1. What problems are you solving for?

It may seem obvious, but the No. 1 question to ask yourself is, “What is my security team doing?” You need the ability to present a clear value proposition to your broader organization and be prepared to state what the ROI of your team truly is (HINT: the return is avoided cost). This means understanding the security team’s place in driving toward the organization’s broader goals, including sales, expansion, and technology budgeting.

The most important function of a security team is to respond quickly and efficiently to threats so the organization can remain secure. However, there are a number of internal problems that teams face that need to be accounted for—most notably the overwhelming number of alerts that analysts receive during a given time. Analysts often get so bogged down in unnecessary alerts, false positives, or benign issues that they start to ignore alerts in general, which can turn into a huge security risk if a truly critical alert is missed.

By identifying common time-wasting alerts and creating a process to suppress them, your team can free up analysts’ time to address truly critical threats. From there, you can assign priority to alerts and provide enough information in a push notification for analysts to determine how to react to an alert when it comes in. Analysts can spend less time wading through false positives or benign alerts and more time investigating critical alerts, which means they can shut down attacks faster and more efficiently.

Related: [Blog] How Our SIEM Tool, InsightIDR, Provides Actionable Security Alerts.

With these SOC performance metrics defined, you can show the value of the work the teamC is doing, as well as improvements in time to warning of attacks, where training is necessary, and where more resources are needed.

2. How much does the organization need to know?

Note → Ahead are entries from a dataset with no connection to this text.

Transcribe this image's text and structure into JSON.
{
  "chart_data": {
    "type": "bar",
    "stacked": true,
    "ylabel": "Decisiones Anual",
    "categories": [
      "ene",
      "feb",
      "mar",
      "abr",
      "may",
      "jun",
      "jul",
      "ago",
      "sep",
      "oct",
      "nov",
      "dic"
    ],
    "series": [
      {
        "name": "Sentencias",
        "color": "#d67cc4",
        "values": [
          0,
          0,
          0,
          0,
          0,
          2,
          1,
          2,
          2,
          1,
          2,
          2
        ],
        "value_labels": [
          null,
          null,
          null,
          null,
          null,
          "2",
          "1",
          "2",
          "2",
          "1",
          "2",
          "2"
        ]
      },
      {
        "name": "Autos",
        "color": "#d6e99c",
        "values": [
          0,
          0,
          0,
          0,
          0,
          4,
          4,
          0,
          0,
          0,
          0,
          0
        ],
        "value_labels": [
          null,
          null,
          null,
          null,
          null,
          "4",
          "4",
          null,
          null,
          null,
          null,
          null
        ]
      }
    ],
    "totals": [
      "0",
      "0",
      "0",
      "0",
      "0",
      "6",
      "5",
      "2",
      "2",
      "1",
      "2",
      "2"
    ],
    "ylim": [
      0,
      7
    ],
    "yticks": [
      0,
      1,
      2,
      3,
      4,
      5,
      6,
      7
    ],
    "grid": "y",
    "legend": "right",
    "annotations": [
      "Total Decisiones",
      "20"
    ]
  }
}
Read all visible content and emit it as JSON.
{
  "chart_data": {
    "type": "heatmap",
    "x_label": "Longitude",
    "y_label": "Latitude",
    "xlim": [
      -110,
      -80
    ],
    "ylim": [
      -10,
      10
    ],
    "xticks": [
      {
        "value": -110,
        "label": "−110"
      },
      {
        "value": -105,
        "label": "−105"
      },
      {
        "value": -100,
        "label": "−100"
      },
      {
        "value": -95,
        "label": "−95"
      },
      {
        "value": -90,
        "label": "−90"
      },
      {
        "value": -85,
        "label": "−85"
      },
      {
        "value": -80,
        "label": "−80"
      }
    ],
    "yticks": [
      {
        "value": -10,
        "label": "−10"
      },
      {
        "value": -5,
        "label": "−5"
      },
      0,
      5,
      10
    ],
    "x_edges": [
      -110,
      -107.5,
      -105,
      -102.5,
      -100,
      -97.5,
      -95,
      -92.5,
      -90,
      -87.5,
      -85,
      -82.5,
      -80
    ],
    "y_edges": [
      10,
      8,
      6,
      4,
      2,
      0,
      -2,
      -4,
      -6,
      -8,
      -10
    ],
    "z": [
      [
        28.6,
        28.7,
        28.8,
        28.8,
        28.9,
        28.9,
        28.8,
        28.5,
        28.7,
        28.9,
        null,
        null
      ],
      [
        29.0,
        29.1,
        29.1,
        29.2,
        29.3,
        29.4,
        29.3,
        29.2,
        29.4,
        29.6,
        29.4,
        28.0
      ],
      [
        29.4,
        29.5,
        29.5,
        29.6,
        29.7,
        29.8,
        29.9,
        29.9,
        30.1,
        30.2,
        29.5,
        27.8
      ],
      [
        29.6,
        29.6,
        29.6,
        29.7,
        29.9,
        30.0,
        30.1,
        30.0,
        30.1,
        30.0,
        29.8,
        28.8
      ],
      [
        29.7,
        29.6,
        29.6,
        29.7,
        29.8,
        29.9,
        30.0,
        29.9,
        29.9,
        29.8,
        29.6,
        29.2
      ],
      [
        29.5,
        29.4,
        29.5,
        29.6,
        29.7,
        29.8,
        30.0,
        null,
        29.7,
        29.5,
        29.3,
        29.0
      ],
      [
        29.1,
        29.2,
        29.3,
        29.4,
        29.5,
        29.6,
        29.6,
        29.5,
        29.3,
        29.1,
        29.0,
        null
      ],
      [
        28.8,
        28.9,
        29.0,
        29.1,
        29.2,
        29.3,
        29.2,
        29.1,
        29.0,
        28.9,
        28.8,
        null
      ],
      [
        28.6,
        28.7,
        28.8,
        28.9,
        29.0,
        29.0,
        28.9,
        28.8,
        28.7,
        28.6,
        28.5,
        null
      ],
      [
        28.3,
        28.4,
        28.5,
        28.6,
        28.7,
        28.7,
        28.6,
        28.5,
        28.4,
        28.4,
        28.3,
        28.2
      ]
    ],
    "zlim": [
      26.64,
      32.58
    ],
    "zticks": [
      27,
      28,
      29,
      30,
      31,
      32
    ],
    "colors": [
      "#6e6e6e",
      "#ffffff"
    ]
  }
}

Whittling down the amount of information that you receive can be a daunting task. There are dozens of metrics that aren’t useful, even if they are awe-inspiring or make your department sound good. You may be tempted to use metrics like time to response, which sounds great but doesn’t tell the full story of your team’s success.

This is where knowing your organization comes in handy. Even if you know that time to response or other metrics are important, what matters to your C-suite is probably much more simple. Focus on SOC performance metrics that tell a straightforward story, such as the following:

  • Incidents that caused business interruption
  • Quick incident response actions that helped avoid business interruption
  • Incidents that can be avoided by technology investment/adoption
  • Incidents that can be avoided from process improvement
  • Vulnerabilities that became incidents

3. How often can the organization be informed?

If employees at all levels are regularly informed of the security team’s successes and why they matter to the company, they’ll be much more likely to participate in the greater security conversation. It’s a good idea to set up a regular newsletter to be sent to stakeholders at all levels to report on internal investigations, vulnerability scanning, asset discovery, security tips and tricks, and what your team has been up to. This will create a familiarity with the subject, so that when your team makes a major finding or report, employees will be prepared to take it seriously.

It will also make it easier for you to create an annual report by compiling information from regular newsletters to paint a broader picture of the security posture at your organization.

CISOs and other executives need regular access to these SOC performance metrics in order to make informed decisions for the team and for the organization as a whole. It’s a good idea to create a dashboard that provides you an overview of these metrics, as well as the ability to drill down into them and produce reports at given intervals.